Writing in 1962, Thomas Kuhn described the concept of scientific revolutions, which follow long periods of normal science when an existing paradigm is developed and investigated to the full. If sufficiently intractable anomalies occur to undermine the existing theory, resulting in loss of confidence by researchers, then this is termed a ‘crisis’, and it is ultimately resolved by a new theory or paradigm. For a new paradigm to be accepted, it must answer some of the questions found to be problematic in the old paradigm. However, in general, a new paradigm does not completely overwhelm the previous one. For example, the shift from Newtonian mechanics to Einstein’s relativity theory changed the way science viewed the world, without making Newton’s laws obsolete: Newtonian mechanics now form a special case of the wider ranging relativity theory. Shifting from classical statistics to big data analytics also represents a significant change, and has many of the hallmarks of a paradigm shift. So techniques will inevitably need to be developed to deal with this new situation.

Consider the technique of finding correlations in data, which provides a means of prediction based on the strength of the relationships between variables. It is acknowledged in classical statistics that correlation does not imply causation. For example, a teacher may document both the number of student absences from lectures and student grades; and then, on finding an apparent correlation, he or she may use absences to predict grades. However, it would be incorrect to conclude that absences cause poor grades. We cannot know why the two variables are correlated just by looking at the blind calculations: maybe the less able students tend to miss class; maybe students who are absent due to sickness cannot later catch up. Human interaction and interpretation is needed in order to decide which correlations are useful.

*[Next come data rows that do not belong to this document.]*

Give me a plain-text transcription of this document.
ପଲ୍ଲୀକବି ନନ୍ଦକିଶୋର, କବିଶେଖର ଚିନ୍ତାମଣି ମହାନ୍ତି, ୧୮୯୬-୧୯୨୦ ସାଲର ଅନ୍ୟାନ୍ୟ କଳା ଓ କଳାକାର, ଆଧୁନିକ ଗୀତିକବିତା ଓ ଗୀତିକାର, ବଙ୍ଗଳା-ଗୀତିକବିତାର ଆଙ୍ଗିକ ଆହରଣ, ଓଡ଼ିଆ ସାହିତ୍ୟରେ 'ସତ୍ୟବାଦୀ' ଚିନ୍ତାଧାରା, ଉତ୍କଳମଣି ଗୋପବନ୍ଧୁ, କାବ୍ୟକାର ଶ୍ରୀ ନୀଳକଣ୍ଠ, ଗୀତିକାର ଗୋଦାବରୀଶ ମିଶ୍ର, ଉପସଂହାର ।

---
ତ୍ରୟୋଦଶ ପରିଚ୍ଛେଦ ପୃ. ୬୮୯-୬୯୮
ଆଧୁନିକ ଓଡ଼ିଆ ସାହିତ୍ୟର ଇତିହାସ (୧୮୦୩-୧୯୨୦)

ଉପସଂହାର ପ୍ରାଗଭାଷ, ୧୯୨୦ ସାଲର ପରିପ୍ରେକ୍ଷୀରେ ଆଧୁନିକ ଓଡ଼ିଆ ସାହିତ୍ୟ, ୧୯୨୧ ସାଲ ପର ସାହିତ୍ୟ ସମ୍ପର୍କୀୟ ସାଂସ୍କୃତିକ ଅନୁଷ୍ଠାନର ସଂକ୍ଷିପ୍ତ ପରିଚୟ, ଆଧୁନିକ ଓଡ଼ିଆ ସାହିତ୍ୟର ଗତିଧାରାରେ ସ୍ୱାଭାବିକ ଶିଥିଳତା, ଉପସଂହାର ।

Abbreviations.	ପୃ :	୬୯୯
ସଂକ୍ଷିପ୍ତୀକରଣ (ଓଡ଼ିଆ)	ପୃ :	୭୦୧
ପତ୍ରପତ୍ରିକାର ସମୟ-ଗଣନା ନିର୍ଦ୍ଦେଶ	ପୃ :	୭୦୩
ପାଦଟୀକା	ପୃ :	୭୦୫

With big data, using correlation creates additional problems. If we consider a massive dataset, algorithms can be written that, when applied, return a large number of spurious correlations that are totally independent of the views, opinions, or hypotheses of any human being. Problems arise with false correlations—for example, divorce rate and margarine consumption, which is just one of many spurious correlations reported in the media. We can see the absurdity of this correlation by applying scientific method. However, when the number of variables becomes large, the number of spurious correlations also increases. This is one of the main problems associated with trying to extract useful information from big data, because in doing so, as with mining big data, we are usually looking for patterns and correlations. As we will see in Chapter 5, one of the reasons Google Flu Trends failed in its predictions was because of these problems.